Program Goals/Program Components
Using a system-of-care concept, the Jefferson County Community Partnership in Birmingham, Alabama, offers a wide array of services for youth with serious emotional disturbances. The services are accessible, community-based, individualized, culturally competent, and include an individual’s family in the planning and delivery of treatment. Overall, the goal of this collaborative approach is to reduce youths’ contact with the juvenile justice system. This includes reducing the odds of future offending and decreasing the seriousness of offenses, if they were committed (Matthews et al. 2013).
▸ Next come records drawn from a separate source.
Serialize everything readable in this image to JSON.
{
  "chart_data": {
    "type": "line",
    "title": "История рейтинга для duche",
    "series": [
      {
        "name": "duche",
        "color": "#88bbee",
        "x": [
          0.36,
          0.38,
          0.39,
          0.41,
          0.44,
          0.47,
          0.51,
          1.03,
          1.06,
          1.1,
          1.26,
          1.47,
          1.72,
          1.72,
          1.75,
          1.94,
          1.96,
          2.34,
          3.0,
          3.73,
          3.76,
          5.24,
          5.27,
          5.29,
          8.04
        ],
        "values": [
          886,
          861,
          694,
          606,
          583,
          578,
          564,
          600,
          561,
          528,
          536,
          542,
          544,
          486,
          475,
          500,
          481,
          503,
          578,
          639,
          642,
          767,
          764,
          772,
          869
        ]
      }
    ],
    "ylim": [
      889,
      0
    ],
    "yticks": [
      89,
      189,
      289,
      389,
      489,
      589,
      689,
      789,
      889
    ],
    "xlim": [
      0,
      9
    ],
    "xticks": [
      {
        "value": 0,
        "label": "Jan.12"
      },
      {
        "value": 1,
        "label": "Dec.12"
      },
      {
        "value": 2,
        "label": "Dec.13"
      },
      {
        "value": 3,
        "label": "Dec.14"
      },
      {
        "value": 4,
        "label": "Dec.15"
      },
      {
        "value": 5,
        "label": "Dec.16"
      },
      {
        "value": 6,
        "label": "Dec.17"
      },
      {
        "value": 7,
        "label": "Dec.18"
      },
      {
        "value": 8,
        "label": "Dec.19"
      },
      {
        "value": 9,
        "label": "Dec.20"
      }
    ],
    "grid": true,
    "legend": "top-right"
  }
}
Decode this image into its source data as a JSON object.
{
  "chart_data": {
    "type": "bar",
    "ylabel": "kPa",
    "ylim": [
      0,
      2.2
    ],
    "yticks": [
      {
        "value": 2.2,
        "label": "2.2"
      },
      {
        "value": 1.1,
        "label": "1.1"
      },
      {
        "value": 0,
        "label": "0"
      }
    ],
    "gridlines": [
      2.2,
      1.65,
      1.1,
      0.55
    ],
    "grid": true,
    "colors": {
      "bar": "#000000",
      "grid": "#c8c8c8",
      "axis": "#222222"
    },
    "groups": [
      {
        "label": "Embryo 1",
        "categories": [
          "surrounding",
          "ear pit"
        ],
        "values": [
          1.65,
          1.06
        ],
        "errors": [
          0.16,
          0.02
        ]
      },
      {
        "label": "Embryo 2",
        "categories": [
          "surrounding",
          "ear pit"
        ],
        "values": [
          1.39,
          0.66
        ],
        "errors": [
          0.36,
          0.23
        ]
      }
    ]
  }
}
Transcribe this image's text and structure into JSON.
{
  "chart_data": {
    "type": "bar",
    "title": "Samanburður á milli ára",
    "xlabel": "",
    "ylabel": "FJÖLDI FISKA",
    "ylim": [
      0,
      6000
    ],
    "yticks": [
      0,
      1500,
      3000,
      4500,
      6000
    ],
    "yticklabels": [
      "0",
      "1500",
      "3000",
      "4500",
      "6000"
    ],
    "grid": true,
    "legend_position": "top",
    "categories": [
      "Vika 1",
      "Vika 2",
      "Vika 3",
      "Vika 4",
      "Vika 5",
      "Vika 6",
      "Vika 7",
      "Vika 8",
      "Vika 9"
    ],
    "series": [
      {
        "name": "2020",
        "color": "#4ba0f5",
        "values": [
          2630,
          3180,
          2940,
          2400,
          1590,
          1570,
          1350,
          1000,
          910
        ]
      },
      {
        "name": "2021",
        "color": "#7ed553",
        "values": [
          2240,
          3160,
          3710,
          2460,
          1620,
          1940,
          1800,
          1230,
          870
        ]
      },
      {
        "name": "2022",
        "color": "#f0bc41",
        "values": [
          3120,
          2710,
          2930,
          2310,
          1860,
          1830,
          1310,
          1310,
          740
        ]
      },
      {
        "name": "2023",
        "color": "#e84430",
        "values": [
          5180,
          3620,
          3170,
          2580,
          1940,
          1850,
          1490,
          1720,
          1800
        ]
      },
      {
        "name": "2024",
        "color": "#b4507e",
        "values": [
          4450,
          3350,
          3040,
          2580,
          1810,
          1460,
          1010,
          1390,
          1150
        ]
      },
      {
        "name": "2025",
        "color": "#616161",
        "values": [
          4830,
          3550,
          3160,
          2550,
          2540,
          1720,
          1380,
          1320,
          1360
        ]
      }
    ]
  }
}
The Jefferson County Community Partnership is not a “program” in the traditional sense. It is not intended to produce a replicable model with a discrete, manualized treatment protocol or a treatment intervention that directly improves child and family outcomes. Further, it is not intended as a single program, but as a collaborative framework that operates within a system-of-care concept. The intent of this concept is to provide guidance to service and delivery systems for children with mental health challenges through a coordinated network of services across agencies. The system-of-care concept has the following core characteristics: 1) it is family-driven and youth-guided, centering on the strengths and needs of the child and family when determining the types of services to provide; 2) it is community-based, with the services and the management system located within a supportive, adaptive network of structures, processes, and relationships at the community level; and 3) it reflects the cultural, racial, ethnic, and linguistic makeup of the target populations to ensure access to and use of appropriate services (Stroul, Blau, and Friedman 2010). Overall, through interagency collaboration and coordination among child-serving agencies, the Jefferson County Community Partnership aims to develop a seamless system-of-care for children with serious emotional disturbances (Children’s Mental Health Network 2014).
Program Theory
Youths with serious emotional disturbances may experience other problems, such as in school or being involved in the juvenile justice system. As a result, these youths typically receive services from a variety of agencies, yet, the individual agencies are not likely to communicate or coordinate with one another. This lack of collaboration causes youths to be placed in more restrictive environments than necessary, where punishment rather than treatment is the primary goal.
The system-of-care philosophy emerged to address this problem. This approach suggests that service delivery systems offer a wide array of services that are accessible, community based, individualized, culturally competent, and include the family in treatment planning and delivery. These services should be provided in the least restrictive setting possible. In addition, because of the variety of services required to address the needs of youths with serious emotional disturbances, and the number of contacts with various child-serving agencies that they and their families experience, service coordination and interagency collaboration are critical. Thus, agencies in various child-serving sectors (i.e., mental health, education, juvenile justice, and child welfare) should work together to provide the services needed (Grisso, 2008, Hansen et al. 2004).
Target Population
Youths with serious emotional disturbances include those who have had, in the past year, a mental, behavioral, or emotional disorder that meets the criteria in the Diagnostic and Statistical Manual of Mental Disorders, Fourth Edition (DSM-IV). Further, as a result of their impairment, major life events for these youths, such as family, school, or community, are negatively impacted (Holden et al. 2005; SAMHSA 1993).